I remember the first time I joined the Army. Yes, I actually joined the Army twice, but only served once.
I had been out of high school for probably less than a year and was barely eighteen. At the time, I was working at the Athens Table Company operating a tenon saw.
Simply put, it was a large, dangerous, double-bladed saw designed to shape the edges of boards so they could be built into things like...desks and tables. I got the job because the guy who was working the saw got his hand caught in it and, though he kept his hand, I'm not so sure that it ever was the same. (I do remember him actually returning to work there some time thereafter.) So, I was offered a raise and a transfer from a press that I was then operating.
After some months of doing this job and realizing that it, like my life, was dead end and that there was no real hope for a future there for me, I got the notion to talk to an Army recruiter and see what he had to offer. He had some wonderful words to say about college money and travel in Europe. I would be attending Basic Training at Ft. Dix, New Jersey, (coincidentally where dad had had his basic before being shipped to Africa to fight Nazis,) and showed me on a map where I would be stationed in Deutschland to listen in on Communist radio broadcasts. (Yes, the U.S.S.R. was still alive and kicking back then.) It all sounded very fascinating and terrifying.
In fact, the more I thought about it, the more terrifying it became. I was eighteen, legally an adult, but awfully, awfully immature. I mean, ridiculously so! That's when things got worse.
One early morning on the job, as was occasionally the case, there was no work for me on my machine, so they sent me to work on another. Sometimes, it was a table saw and sometimes a band saw and, as was the case this morning, a double-bladed router.
I had used them before and had a very good idea of how to use them, but, for some reason, I wasn't exactly on my game this day. It was cold and I was thinking that my fingers were numb when a really, really stupid idea popped into my head.

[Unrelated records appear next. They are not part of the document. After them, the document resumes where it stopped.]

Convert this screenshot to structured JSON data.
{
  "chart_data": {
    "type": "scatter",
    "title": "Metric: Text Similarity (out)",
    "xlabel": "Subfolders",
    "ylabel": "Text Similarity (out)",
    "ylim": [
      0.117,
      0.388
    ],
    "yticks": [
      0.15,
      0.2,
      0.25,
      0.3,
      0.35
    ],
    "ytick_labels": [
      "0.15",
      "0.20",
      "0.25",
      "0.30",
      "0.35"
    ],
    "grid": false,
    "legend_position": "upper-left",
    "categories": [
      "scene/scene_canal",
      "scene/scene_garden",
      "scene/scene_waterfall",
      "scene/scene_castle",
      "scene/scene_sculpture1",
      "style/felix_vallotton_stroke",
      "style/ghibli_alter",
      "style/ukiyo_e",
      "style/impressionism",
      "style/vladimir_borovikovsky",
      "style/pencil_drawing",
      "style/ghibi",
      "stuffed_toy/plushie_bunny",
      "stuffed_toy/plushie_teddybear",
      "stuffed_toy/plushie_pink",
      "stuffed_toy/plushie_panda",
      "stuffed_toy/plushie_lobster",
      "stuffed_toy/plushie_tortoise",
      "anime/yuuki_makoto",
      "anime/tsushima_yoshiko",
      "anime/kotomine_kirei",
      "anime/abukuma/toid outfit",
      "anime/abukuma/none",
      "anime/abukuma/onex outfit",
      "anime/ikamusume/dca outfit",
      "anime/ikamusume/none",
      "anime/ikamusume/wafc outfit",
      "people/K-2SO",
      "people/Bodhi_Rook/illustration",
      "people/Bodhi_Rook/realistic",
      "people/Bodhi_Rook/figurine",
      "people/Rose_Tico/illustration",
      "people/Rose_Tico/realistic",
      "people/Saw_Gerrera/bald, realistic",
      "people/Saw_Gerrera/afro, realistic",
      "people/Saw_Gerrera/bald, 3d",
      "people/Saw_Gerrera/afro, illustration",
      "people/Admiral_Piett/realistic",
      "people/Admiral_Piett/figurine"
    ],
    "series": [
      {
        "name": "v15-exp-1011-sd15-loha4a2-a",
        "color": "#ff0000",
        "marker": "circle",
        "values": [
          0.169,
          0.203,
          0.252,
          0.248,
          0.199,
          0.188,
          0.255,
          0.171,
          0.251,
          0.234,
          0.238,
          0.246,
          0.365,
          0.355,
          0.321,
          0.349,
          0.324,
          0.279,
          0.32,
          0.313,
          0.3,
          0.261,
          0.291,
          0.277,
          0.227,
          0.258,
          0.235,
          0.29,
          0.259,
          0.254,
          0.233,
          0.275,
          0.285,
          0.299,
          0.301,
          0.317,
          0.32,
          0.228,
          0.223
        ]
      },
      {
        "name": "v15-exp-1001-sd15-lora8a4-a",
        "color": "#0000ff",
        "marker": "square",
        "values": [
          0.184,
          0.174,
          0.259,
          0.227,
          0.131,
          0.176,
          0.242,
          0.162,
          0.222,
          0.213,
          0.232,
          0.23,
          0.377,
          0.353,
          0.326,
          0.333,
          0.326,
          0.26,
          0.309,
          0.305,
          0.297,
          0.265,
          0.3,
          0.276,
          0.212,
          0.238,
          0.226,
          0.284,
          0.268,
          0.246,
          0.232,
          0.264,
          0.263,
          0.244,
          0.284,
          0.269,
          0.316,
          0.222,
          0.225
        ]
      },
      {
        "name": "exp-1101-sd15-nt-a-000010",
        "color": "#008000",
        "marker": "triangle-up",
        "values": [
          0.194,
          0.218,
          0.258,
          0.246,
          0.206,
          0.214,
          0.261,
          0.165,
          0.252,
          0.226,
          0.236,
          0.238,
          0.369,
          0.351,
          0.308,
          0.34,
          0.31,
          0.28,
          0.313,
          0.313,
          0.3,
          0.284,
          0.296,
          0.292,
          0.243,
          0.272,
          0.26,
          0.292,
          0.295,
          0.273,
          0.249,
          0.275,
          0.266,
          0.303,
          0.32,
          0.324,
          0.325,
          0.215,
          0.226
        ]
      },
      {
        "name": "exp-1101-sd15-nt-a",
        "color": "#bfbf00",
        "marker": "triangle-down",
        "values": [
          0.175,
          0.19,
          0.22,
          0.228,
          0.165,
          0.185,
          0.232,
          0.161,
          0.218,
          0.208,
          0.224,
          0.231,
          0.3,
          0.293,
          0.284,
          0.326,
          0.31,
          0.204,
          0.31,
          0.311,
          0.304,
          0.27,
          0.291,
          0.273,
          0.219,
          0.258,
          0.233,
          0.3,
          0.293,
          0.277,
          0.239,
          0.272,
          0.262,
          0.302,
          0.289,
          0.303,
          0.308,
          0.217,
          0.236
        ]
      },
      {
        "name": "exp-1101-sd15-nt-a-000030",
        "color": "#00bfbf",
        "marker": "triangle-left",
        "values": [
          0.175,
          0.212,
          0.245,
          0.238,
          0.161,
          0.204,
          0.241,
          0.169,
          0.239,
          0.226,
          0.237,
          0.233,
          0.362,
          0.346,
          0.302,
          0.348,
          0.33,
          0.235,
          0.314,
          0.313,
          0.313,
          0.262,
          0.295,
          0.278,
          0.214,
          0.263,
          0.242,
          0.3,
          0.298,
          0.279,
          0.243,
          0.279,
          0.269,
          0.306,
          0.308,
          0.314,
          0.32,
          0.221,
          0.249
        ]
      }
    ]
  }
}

A pipe was set up on the table just so that it would blow shavings away from the blades and I noticed that the air coming out was actually warm. Before I thought, I put the fingers near the tube, which was, of course, too near the blades and, before I knew, I had clipped the ends off of my fingers. I remember vividly the piles of sawdust around my machine being splattered with my very own blood!
I called my boss over, he said some choice words and someone took me to the hospital. They bandaged my hands and sent me back to the job for paperwork. After that, I went home, in less pain than you might've imagined. (The real pain was, a couple of days later, when the nurse at the factory removed the bandages that were stuck with dried blood to my fingers.)
So, the next thing I had to do was contact my recruiter, who set up a very brief appointment with a recruiter doctor who said, "Well, you can't do pushups with that hand." I was given a postponement, but was hoping for a little more.
This entire episode resulted in me spending several weeks at home with mom and dad, but no paycheck. Yes, maybe I should've been paid somehow, but was too ignorant to know how those things worked.
As it was, I was, frankly, more and more afraid of leaving hearth and home and momma's apron strings, to go off on the adventure of a lifetime with Uncle Sam's Army. To make it worse, things were tough around the house financially and physically. Dad had not been sick for very long, and I was stuck with too much time to worry, be afraid and wallow in my own, dare I say it, cowardice.
After some time, I contacted my recruiting sergeant and attempted to explain my predicament. I can't say he was exactly happy with my new found reluctance, but, looking back, he was more helpful than I deserved. He set up an appointment with his boss, a captain who I was to meet me in Knoxville, for a discussion concerning my desire to get out of my commitment through, what was called, a "hardship."
I talked to the captain, attempting to retain some modicum of dignity, never realizing I was actually failing miserably. He did, ultimately, recommended me for a discharge from the Delayed Entry Program (D.E.P.) He told me that, as a caveat, I could not join any branch of the military for three years. I had no problem with that. Then he said some words to me that I've never forgotten and that I was too young, naïve and downright stupid to appreciate. He said that he hated for me to not go because I "would've made a hell of a soldier!"
I came home, greatly relieved, but none the wiser. I didn't even go back to the Table Company to tell them of my non-military situation. I only knew that I didn't want to go back there and sought new employment.
I found a job waiting tables at Western Sizzlin' Steak House. As far as I know, I'm the first waiter they ever had there.
Three plus years passed and my life was still going nowhere. So I decided to, once again, give some serious thought to the military. I was a little older, if only slightly more mature, and had still not gotten it out of my blood. I suppose being reared on John Wayne and apple pie, not to mention being a baby-boomer son of a WW II veteran as well as a brother to a Vietnam veteran, it was fairly natural for me to want to give at least of couple of years of my life to serving our country in uniform.
So, I told dad I was going to Cleveland to the recruiter’s off to talk to the Air Force. I thought that they would provide the best opportunity for some technical training that might prove useful after my hitch was up. I came home telling him I was, for a number of reasons, joining the Army instead. Dad was amazingly agreeable about the entire episode.